Super Bowl Sunday road warning issued
Chief: Among top OVI events of year
Law enforcement officials are preparing for Super Bowl Sunday by reinforcing warnings about the dangers of impaired driving.
Multiple agencies Wednesday staged an event that featured a driving course at Owens Community College in which participants could try on blurred goggles that simulated impaired driving
Danielle Dressel donned the goggles that would give her the vision of someone with a blood-alcohol content of about 0.17 percent.
She cautiously navigated the course, and said it was challenging even at slow speeds.
“Every cone seemed like it was moving,” Ms. Dressel said.
Drinking at Super Bowl festivities causes an increase in impaired driving, Toledo police Chief George Kral said.
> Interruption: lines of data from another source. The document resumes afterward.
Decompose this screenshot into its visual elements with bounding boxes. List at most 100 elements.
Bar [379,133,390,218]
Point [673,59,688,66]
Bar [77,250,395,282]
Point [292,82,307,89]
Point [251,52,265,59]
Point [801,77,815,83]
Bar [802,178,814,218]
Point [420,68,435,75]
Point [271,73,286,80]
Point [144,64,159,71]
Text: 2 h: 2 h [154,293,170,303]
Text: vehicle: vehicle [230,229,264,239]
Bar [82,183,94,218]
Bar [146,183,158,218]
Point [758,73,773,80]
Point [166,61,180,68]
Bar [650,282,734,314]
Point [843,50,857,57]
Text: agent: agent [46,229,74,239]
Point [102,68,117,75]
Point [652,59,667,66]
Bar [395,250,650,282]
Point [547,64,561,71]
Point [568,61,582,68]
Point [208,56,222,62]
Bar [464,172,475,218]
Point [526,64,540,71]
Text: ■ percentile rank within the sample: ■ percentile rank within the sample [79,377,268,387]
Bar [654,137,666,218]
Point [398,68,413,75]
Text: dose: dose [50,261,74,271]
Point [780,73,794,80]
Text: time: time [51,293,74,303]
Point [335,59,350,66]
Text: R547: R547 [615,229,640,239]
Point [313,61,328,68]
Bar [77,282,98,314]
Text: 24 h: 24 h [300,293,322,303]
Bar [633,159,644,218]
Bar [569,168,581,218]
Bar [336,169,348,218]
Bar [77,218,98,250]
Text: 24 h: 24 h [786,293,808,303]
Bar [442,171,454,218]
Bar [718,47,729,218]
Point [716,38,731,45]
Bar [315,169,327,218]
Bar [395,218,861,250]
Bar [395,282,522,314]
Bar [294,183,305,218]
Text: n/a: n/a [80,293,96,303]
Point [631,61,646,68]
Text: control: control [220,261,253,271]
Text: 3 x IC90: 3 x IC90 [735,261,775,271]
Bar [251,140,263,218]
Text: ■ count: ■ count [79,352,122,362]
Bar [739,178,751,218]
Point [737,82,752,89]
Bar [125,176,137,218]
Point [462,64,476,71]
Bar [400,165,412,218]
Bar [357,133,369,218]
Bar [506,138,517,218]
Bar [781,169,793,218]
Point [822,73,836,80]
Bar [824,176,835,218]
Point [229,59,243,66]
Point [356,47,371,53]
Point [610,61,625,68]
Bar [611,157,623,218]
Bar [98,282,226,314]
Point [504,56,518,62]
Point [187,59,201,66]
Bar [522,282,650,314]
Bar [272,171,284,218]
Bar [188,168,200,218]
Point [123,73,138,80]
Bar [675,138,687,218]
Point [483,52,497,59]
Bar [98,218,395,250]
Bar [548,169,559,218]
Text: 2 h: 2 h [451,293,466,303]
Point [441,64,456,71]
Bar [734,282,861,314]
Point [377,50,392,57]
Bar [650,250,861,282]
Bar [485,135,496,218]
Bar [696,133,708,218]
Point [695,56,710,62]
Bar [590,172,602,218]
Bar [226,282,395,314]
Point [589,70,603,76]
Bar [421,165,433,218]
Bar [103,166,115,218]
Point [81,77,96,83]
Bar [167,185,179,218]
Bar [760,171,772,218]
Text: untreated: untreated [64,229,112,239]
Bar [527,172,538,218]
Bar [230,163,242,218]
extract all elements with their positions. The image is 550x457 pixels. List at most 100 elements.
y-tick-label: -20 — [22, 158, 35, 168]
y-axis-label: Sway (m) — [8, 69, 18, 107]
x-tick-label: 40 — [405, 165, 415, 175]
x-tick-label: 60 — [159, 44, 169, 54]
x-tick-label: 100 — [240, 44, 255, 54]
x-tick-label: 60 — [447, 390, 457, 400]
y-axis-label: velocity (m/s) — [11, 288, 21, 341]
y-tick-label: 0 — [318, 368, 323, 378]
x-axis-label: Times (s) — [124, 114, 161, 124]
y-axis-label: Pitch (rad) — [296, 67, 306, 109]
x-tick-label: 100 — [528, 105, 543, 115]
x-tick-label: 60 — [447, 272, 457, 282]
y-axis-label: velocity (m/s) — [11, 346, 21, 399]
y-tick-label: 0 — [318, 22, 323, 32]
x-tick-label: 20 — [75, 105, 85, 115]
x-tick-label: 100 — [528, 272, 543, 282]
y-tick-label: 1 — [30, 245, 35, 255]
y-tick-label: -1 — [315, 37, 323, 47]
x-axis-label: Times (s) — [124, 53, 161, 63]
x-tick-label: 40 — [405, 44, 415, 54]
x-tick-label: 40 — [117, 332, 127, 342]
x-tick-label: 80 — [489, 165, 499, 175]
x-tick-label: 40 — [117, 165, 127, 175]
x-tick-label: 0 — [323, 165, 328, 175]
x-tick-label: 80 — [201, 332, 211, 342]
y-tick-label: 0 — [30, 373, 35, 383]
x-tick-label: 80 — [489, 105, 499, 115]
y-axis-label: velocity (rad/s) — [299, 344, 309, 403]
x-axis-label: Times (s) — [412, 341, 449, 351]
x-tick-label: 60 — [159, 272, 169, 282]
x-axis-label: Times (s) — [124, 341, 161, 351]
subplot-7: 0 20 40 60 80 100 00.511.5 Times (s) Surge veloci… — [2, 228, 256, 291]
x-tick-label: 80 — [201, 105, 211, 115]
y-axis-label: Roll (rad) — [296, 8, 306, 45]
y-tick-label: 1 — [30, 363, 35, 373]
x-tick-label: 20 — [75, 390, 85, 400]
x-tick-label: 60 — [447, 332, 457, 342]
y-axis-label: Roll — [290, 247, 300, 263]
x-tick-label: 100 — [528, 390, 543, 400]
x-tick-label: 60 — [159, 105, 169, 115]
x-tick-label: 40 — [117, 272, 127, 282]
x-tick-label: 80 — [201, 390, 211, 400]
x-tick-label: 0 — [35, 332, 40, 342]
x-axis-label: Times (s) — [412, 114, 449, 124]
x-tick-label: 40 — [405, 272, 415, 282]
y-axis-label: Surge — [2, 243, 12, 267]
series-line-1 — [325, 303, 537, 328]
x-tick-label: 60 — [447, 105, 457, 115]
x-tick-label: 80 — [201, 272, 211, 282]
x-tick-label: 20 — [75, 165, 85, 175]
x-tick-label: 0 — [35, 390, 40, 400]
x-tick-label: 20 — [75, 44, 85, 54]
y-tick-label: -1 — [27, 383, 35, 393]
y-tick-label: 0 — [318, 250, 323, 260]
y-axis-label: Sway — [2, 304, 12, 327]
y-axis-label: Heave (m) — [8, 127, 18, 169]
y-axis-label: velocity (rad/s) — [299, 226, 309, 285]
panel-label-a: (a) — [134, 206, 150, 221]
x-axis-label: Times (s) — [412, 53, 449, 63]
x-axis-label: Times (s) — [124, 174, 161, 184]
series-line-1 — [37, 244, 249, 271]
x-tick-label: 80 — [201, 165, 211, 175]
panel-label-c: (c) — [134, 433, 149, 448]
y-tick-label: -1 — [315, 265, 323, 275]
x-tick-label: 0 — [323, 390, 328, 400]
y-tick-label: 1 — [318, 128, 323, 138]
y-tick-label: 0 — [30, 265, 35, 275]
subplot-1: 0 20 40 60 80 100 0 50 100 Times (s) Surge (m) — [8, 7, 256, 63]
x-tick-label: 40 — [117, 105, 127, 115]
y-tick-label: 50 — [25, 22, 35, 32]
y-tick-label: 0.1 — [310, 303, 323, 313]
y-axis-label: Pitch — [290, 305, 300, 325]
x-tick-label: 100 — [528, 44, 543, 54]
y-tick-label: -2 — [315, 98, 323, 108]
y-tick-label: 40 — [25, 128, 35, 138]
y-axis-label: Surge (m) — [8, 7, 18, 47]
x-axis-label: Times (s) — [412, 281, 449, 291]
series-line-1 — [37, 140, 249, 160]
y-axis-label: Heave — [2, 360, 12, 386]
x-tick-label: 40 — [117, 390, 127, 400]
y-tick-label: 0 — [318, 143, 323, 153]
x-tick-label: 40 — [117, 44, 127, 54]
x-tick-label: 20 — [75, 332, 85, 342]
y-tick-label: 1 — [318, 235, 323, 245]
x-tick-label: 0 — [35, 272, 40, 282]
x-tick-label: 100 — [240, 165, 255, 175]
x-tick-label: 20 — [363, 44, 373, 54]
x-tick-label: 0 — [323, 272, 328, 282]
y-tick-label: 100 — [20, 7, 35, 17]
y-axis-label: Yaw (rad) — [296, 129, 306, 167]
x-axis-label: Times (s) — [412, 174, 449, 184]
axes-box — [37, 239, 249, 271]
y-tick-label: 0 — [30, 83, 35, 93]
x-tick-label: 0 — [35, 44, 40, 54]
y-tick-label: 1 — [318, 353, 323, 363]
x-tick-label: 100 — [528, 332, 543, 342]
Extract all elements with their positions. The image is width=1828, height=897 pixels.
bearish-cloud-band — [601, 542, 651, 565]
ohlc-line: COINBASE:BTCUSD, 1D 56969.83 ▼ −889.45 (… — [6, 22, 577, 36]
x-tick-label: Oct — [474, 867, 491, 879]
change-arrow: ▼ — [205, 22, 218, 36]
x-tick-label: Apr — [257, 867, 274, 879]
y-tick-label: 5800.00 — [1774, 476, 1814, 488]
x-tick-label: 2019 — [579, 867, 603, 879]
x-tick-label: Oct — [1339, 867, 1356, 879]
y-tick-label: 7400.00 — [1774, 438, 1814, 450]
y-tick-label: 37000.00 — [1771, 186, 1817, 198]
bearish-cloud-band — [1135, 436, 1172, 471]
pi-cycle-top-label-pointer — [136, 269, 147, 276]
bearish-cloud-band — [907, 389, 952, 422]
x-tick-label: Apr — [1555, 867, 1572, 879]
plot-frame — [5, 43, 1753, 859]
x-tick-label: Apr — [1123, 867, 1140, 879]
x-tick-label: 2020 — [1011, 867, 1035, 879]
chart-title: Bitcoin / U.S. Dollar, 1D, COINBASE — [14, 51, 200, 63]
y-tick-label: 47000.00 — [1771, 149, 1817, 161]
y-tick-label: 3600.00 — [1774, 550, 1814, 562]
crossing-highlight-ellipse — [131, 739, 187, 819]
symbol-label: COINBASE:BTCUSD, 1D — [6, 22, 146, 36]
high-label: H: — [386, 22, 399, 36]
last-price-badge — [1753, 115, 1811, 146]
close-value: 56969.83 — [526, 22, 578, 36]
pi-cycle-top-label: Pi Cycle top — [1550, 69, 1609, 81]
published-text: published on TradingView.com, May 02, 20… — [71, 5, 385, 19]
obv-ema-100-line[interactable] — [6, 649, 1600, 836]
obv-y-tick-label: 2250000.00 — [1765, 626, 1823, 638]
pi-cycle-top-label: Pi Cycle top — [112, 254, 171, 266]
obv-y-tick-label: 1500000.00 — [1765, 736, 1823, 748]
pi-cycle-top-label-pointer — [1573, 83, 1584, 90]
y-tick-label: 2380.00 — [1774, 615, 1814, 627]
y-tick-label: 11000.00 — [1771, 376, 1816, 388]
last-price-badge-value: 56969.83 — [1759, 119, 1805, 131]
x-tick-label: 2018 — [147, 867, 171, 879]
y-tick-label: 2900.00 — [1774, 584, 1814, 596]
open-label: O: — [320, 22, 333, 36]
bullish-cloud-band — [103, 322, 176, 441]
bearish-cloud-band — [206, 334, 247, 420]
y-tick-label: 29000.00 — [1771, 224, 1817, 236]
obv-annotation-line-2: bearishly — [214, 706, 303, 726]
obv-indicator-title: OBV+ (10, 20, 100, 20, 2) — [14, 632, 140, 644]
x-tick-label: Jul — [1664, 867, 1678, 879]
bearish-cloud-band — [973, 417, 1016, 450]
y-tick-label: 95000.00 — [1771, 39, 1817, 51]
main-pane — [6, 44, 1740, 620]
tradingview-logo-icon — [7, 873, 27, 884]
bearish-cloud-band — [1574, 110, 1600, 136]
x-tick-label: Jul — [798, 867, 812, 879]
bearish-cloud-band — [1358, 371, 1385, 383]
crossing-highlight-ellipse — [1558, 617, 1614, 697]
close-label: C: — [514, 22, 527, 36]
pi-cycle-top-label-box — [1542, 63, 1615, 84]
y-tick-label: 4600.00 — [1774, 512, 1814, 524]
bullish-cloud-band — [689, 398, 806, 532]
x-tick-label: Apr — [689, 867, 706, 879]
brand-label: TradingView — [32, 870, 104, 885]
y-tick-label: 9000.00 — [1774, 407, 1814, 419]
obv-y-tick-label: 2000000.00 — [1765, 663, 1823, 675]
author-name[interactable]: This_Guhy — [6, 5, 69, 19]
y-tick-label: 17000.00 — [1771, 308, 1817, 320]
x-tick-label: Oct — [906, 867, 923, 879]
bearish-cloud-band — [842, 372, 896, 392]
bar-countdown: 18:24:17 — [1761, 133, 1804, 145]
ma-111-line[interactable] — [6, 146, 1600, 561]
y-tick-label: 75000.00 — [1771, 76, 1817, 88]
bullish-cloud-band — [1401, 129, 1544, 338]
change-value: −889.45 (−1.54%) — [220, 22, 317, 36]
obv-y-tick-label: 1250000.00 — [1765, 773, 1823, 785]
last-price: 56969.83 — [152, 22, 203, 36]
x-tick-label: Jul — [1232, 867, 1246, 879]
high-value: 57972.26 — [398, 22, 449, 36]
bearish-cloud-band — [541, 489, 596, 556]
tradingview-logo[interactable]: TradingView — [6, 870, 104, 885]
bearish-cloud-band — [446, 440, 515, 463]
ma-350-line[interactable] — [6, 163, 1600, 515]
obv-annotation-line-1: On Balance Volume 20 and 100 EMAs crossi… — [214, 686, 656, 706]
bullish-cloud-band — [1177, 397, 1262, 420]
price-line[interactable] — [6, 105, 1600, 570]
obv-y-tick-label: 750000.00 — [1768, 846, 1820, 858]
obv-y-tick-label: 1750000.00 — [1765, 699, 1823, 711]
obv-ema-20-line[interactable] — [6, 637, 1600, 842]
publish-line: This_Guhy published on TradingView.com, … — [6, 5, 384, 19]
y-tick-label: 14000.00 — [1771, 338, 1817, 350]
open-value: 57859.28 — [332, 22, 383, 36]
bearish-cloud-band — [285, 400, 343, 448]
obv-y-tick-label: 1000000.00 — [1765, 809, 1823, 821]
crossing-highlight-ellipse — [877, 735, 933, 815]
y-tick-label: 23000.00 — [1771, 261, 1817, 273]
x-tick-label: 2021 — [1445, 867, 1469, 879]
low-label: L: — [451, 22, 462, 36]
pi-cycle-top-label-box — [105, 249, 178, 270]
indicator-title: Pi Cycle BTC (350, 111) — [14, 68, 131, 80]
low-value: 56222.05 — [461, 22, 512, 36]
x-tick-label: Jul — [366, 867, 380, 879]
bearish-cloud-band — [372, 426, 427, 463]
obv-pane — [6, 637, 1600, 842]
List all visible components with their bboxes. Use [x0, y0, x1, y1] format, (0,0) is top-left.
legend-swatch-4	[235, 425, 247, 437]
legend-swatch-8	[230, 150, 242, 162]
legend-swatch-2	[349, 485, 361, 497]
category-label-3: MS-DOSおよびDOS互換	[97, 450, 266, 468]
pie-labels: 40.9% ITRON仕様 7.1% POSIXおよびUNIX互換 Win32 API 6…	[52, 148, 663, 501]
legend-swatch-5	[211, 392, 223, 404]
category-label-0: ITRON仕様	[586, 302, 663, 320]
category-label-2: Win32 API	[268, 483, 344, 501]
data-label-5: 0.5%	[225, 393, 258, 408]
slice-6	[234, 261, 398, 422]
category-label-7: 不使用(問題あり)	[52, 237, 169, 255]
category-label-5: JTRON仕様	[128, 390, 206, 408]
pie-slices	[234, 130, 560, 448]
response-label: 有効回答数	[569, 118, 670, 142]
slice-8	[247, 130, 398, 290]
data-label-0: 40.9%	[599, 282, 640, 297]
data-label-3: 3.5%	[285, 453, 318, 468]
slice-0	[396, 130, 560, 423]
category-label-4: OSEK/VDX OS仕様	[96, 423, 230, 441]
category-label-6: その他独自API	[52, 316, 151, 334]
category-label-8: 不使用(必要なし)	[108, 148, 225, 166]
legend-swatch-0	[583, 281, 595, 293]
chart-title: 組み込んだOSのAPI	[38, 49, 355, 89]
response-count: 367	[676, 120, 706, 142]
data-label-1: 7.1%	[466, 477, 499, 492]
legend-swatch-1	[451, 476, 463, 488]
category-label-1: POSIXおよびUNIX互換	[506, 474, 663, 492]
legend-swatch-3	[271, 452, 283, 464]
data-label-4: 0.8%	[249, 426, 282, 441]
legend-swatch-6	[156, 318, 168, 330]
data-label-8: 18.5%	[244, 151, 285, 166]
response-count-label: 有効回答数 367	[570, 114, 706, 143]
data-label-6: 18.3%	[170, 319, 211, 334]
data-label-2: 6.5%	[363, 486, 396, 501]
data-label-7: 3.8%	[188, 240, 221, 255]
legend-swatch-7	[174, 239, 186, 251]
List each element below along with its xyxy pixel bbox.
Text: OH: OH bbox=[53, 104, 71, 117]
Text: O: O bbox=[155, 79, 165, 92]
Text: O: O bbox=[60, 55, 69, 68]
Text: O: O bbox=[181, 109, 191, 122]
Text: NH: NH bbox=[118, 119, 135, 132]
“The reason that we’re doing this today is this weekend is one of the highest OVI weekends of the year, with the Super Bowl and everybody out celebrating their team’s victory or drinking away the sorrow of their team losing,” the chief said.
The New England Patriots play the Seattle Seahawks in Arizona, starting at 6:30 p.m. Eastern Standard Time.
No fatal accidents occurred in January of 2013 or 2014 locally, but the area recorded an “alarming increase” with five fatal accidents so far this year, Ohio Highway Patrol Lt. Bill Bowers said.
Impaired driving is suspected in four of those five crashes, he said.
Toledo police and northwest Ohio highway patrol troopers last year made 1,757 arrests for operating a vehicle while intoxicated.
That’s up from 1,622 in 2013.
“While we see these increases in these impaired-driving crashes, as law enforcement, we’re working diligently to remove these impaired drivers from the roadway,” Lieutenant Bowers said.
He asked those who suspect impaired driving to call 911, and to stop friends and family from driving if they have consumed too much alcohol.
“We need citizens to step up and make the right decisions,” he said.